إِنَّ الْحَمْدَلِلهِ، نَحْمَدُهُ وَ نَسْتَعِيْنُهُ وَ نَسْتَغْفِرُهُ، وَ نَعُوْذُ بِهِ مِنْ شُرُوْرِ أَنْفُسِنَا وَمِنْ سَيِّئَاتِ أَعْمَالِنَا، مَنْ يَهْدِهِ اللهُ فَلَا مُضِلَّ لَهُ وَمَنْ يُضْلِلْ فَلَا هَادِيَ لَهُ، أَشْهَدُ أَنْ لَا إِلَهَ إِلَّا اللهُ وَ اَشْهَدُ أَنَّ سَيِّدَنَا مُحَمَّدًا عَبْدُهُ وَرَسُوْلُهُ، اَللَّهُمَّ صَلِّ عَلَى سَيِّدِنَا مُحَمَّدٍ وَعَلَى آلِ سَيِّدِنَا مُحَمَّدٍ وسَلِّمْ تَسْلِيْمًا كَثِيْرًا، أَمَّابَعْدُ

فَيَا أَيُّهَا الْمُسْلِمُوْنَ، اِتَّقُوْ اللهَ، اِتَّقُوْ اللهَ مَا اسْتَطَعْتُمْ وَقَدْ فَازَ الْمُتَّقُوْنَ، أَعُوْذُبِالله مِنَ الشَّيْطَانِ الرَّجِيْمِ، وَوَصَّيْنَا الْإِنسَانَ بِوَالِدَيْهِ إِحْسَانًا ۖ حَمَلَتْهُ أُمُّهُ كُرْهًا وَوَضَعَتْهُ كُرْهًا ۖ وَحَمْلُهُ وَفِصَالُهُ ثَلَاثُونَ شَهْرًا ۚ حَتَّىٰ إِذَا بَلَغَ أَشُدَّهُ وَبَلَغَ أَرْبَعِينَ سَنَةً قَالَ رَبِّ أَوْزِعْنِي أَنْ أَشْكُرَ نِعْمَتَكَ الَّتِي أَنْعَمْتَ عَلَيَّ وَعَلَىٰ وَالِدَيَّ وَأَنْ أَعْمَلَ صَالِحًا تَرْضَاهُ وَأَصْلِحْ لِي فِي ذُرِّيَّتِي ۖ إِنِّي تُبْتُ إِلَيْكَ وَإِنِّي مِنَ الْمُسْلِمِينَ، صَدَقَ اللهُ الْعَظِيْمُ

Ini kali kesekian tentang materi khutbah bahwa kehidupan itu hakikatnya dimulai justru setelah umur 40 tahun, life begin at forty. Oleh surah al-Ahqaff, (memberi aturan) ada beberapa hal yang perlu dilakukan oleh orang yang sudah berumur 40 tahun. Kali ini, mungkin yang ke-delapan. Masuk pada poin wa an a’mala sholihan tardhohu.

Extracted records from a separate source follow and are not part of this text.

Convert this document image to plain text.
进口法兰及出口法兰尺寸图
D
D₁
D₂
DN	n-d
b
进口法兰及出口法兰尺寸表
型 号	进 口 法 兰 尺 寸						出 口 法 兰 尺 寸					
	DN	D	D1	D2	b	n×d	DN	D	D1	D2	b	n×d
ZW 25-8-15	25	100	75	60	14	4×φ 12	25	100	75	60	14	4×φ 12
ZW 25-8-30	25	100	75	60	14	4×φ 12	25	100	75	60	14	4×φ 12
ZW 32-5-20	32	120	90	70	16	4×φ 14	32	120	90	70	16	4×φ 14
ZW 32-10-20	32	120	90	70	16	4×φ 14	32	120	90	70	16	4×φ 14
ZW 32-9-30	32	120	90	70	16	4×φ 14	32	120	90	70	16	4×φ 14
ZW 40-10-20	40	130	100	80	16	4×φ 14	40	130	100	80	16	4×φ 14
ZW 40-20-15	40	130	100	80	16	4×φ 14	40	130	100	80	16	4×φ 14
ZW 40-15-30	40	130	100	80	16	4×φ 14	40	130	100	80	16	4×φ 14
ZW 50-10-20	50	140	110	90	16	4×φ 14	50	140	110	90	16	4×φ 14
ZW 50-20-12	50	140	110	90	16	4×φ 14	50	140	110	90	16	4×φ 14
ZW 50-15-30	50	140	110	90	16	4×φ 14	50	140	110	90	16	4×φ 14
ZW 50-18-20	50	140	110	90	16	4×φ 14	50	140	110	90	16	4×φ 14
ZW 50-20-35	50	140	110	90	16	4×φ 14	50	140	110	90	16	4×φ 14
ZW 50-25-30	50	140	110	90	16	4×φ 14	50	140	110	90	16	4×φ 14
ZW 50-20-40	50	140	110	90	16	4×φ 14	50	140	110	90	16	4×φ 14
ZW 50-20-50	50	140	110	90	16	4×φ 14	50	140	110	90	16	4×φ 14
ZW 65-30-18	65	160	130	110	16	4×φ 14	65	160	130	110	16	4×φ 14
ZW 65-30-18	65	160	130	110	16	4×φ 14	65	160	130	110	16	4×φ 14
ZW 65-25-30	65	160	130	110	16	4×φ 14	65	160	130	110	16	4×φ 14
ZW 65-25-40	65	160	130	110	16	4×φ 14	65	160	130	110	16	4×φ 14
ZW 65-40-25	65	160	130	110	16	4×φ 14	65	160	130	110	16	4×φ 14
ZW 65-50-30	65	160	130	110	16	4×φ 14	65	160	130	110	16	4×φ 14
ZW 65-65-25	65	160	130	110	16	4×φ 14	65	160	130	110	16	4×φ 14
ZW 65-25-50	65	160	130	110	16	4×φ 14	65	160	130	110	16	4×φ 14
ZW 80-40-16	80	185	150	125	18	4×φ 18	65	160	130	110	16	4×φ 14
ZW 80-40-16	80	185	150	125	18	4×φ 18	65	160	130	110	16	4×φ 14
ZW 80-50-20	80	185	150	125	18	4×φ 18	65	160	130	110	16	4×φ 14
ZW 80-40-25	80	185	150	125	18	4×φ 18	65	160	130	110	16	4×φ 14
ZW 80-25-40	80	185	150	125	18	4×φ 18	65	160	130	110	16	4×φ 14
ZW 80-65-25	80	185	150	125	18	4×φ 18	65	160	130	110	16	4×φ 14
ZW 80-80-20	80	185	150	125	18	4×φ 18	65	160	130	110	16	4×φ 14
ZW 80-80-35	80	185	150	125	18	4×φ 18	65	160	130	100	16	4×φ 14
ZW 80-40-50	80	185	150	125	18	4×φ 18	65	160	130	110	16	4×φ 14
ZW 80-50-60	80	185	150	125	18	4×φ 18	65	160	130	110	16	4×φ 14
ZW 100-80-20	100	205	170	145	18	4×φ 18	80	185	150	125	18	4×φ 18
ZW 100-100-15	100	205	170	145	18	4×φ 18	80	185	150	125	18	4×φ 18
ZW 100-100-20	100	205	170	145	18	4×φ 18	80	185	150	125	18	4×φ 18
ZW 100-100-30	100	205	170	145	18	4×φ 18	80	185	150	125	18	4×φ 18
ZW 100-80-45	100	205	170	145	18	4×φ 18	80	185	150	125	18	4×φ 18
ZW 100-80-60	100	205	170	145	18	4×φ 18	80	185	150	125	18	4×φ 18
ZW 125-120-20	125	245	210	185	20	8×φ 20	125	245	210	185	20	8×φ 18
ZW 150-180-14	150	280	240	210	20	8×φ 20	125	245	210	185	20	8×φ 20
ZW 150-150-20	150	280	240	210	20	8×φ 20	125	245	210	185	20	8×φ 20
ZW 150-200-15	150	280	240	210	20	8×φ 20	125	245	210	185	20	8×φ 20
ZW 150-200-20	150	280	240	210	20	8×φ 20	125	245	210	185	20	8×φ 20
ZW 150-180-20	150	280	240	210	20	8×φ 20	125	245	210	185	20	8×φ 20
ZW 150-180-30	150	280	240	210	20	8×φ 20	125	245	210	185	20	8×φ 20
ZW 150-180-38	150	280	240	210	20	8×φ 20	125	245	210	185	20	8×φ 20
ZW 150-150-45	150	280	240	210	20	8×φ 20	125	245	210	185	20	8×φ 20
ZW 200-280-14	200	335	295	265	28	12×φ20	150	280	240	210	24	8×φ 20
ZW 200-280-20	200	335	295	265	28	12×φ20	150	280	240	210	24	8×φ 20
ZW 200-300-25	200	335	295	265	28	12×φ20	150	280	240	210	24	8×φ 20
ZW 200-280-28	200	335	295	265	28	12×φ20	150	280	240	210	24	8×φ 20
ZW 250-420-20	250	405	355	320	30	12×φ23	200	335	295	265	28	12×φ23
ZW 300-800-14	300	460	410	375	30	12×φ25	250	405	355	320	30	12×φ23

Bahwa hidup di dunia ini, kita harus ada responsibility, siap mengerjakan amanat ibadah. Amanah ibadah ini mutlak, dan nantinya akan dipertanggungjawabkan. Ada accountability di akhirat nanti, dipertanggungjawabkan. Karena itu, segalanya harus merujuk kepada Allah Swt.

Majalah TebuirengIklan Tebuireng Online

Memang, ada bahasa-bahasa dalam al-Quran al-Karim tentang amal saleh. Tetapi di dalam ayat ini, amal saleh tardhahu, yang Engkau ridhai. Memang susah, atau tidak semuanya amal kita itu diridhai Allah. Kita mencari amal yang diridhai. Segala hal yang menimpa diri kita, kembalikan kepada Allah. “Ya Allah, kalau Engkau senang menghendaki saya begini, maka saya juga senang.”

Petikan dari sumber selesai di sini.